In a paper to be published in June. Mario R. Capecchi says that in a typical bacteria. E. coli, one special amino acid is probably required to initiate the synthesis of all proteins. He suggests that this some amino acid may be necessary for the initiation of all protein synthesis.
Last night, University Professor John T. Eisell termed the research "a really important development, and a clue to a very general pattern of how protein synthesis gets started."
In the process of protein synthesis, information is transferred from DNA, a linear sequence of nucleotides, to messenger-DNA another type of nucleic acid. The messenger is then "read" and amino acids corresponding to the "words," or codens are joined together end-to-end in a long chain to form a protein.

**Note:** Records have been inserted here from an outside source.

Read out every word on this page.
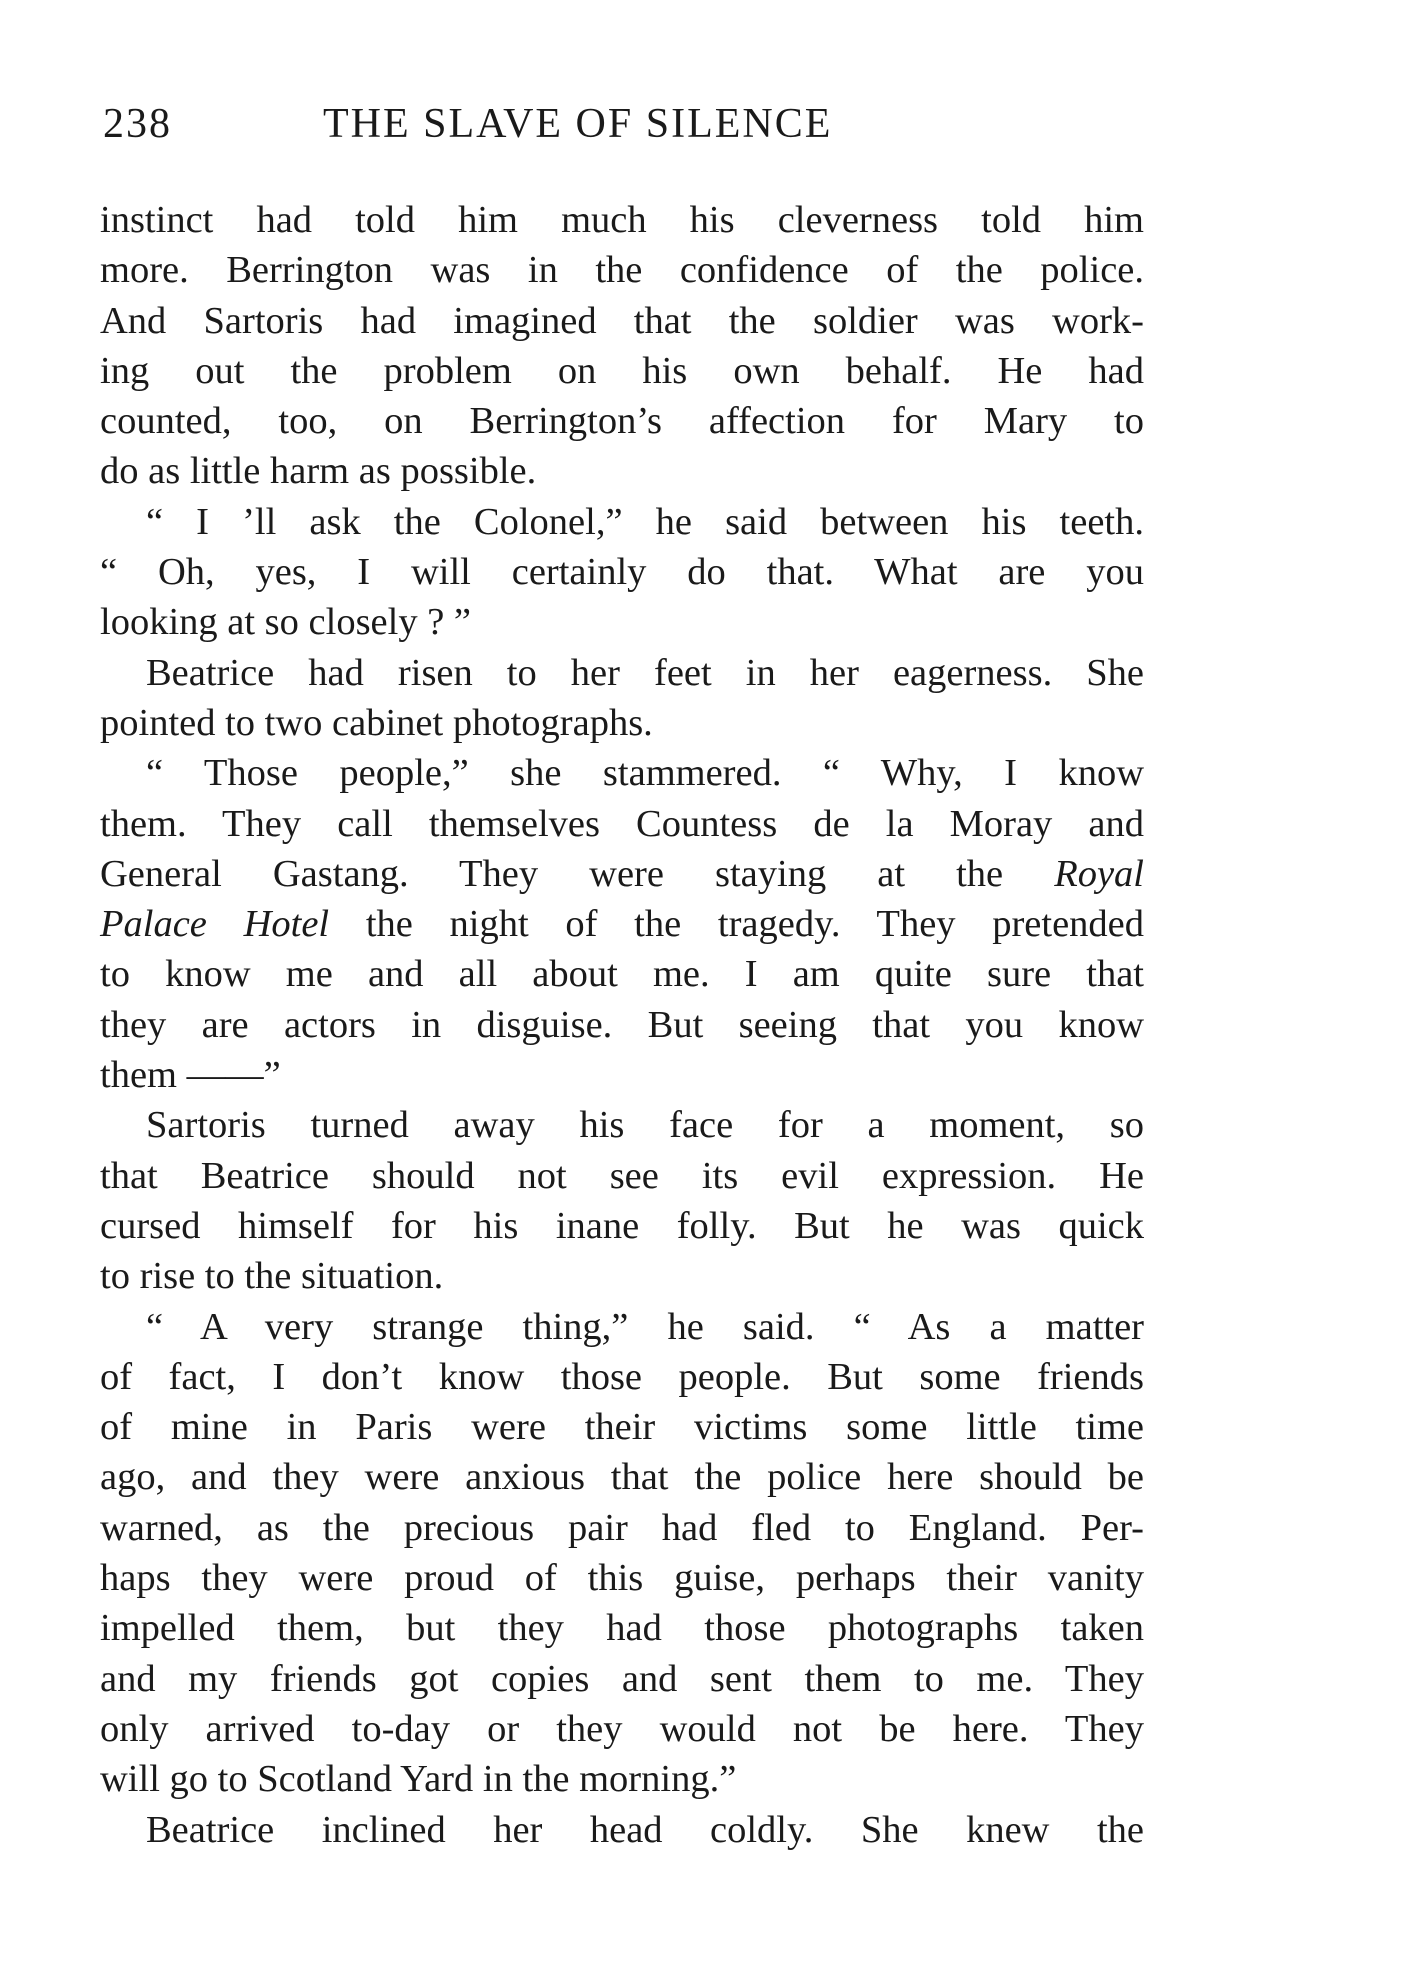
238	THE SLAVE OF SILENCE
instinct had told him much his cleverness told him
more. Berrington was in the confidence of the police.
And Sartoris had imagined that the soldier was work-
ing out the problem on his own behalf. He had
counted, too, on Berrington’s affection for Mary to
do as little harm as possible.
“ I ’ll ask the Colonel,” he said between his teeth.
“ Oh, yes, I will certainly do that. What are you
looking at so closely ? ”
Beatrice had risen to her feet in her eagerness. She
pointed to two cabinet photographs.
“ Those people,” she stammered. “ Why, I know
them. They call themselves Countess de la Moray and
General Gastang. They were staying at the Royal
Palace Hotel the night of the tragedy. They pretended
to know me and all about me. I am quite sure that
they are actors in disguise. But seeing that you know
them ——”
Sartoris turned away his face for a moment, so
that Beatrice should not see its evil expression. He
cursed himself for his inane folly. But he was quick
to rise to the situation.
“ A very strange thing,” he said. “ As a matter
of fact, I don’t know those people. But some friends
of mine in Paris were their victims some little time
ago, and they were anxious that the police here should be
warned, as the precious pair had fled to England. Per-
haps they were proud of this guise, perhaps their vanity
impelled them, but they had those photographs taken
and my friends got copies and sent them to me. They
only arrived to-day or they would not be here. They
will go to Scotland Yard in the morning.”
Beatrice inclined her head coldly. She knew the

It is known that one messenger sometimes codes for more than one protein. However, it was not understood how the cell "punctuated" the message to separate one protein from the next: the chain of the first protein must be terminated right before the first amino acid of the second protein. For a while it was thought that the only signal required was a special codon in the messenger that said "stop."
But last fall Capecchi and Jerry M. Adams, another pre-doctoral student at the Biology labs, found evidence that an initiator signal was also required, and that part one of this signal was the amino acid N-formylmethionine.

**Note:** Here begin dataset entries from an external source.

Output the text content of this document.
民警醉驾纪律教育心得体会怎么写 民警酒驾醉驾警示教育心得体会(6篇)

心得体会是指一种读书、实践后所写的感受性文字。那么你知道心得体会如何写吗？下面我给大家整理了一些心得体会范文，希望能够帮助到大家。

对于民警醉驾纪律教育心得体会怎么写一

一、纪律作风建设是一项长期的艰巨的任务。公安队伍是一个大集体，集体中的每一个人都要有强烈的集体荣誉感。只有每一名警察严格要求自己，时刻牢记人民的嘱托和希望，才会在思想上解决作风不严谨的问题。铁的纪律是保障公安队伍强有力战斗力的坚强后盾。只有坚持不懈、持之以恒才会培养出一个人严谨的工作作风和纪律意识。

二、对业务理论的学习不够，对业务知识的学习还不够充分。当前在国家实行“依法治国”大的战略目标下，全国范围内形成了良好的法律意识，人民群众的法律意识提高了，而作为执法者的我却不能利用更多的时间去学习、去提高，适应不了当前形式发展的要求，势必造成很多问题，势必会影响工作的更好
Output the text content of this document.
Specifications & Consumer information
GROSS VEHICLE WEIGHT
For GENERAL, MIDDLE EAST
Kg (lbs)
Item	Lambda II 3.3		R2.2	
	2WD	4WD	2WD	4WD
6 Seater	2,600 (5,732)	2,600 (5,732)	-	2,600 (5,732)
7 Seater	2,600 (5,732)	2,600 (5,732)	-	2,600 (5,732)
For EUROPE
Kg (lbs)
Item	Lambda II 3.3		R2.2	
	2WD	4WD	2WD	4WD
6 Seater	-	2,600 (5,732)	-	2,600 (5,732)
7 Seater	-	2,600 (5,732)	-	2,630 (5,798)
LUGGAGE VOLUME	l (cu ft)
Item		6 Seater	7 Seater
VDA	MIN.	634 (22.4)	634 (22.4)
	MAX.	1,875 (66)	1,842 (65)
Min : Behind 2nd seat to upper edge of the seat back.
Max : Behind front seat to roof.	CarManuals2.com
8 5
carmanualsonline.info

Verification of their hypothesis in living systems was complicated by the presence of an enzyme which removed the initiator from chains as soon as the chains were completed. They got around this difficulty by first working with in vitro viral systems.
Now Capecchi has found that the amount of this amino acid found in E. coli is consistent with their proposal. And within a few months, he believes, we may know if this scheme can be generalized to all systems, including mammals.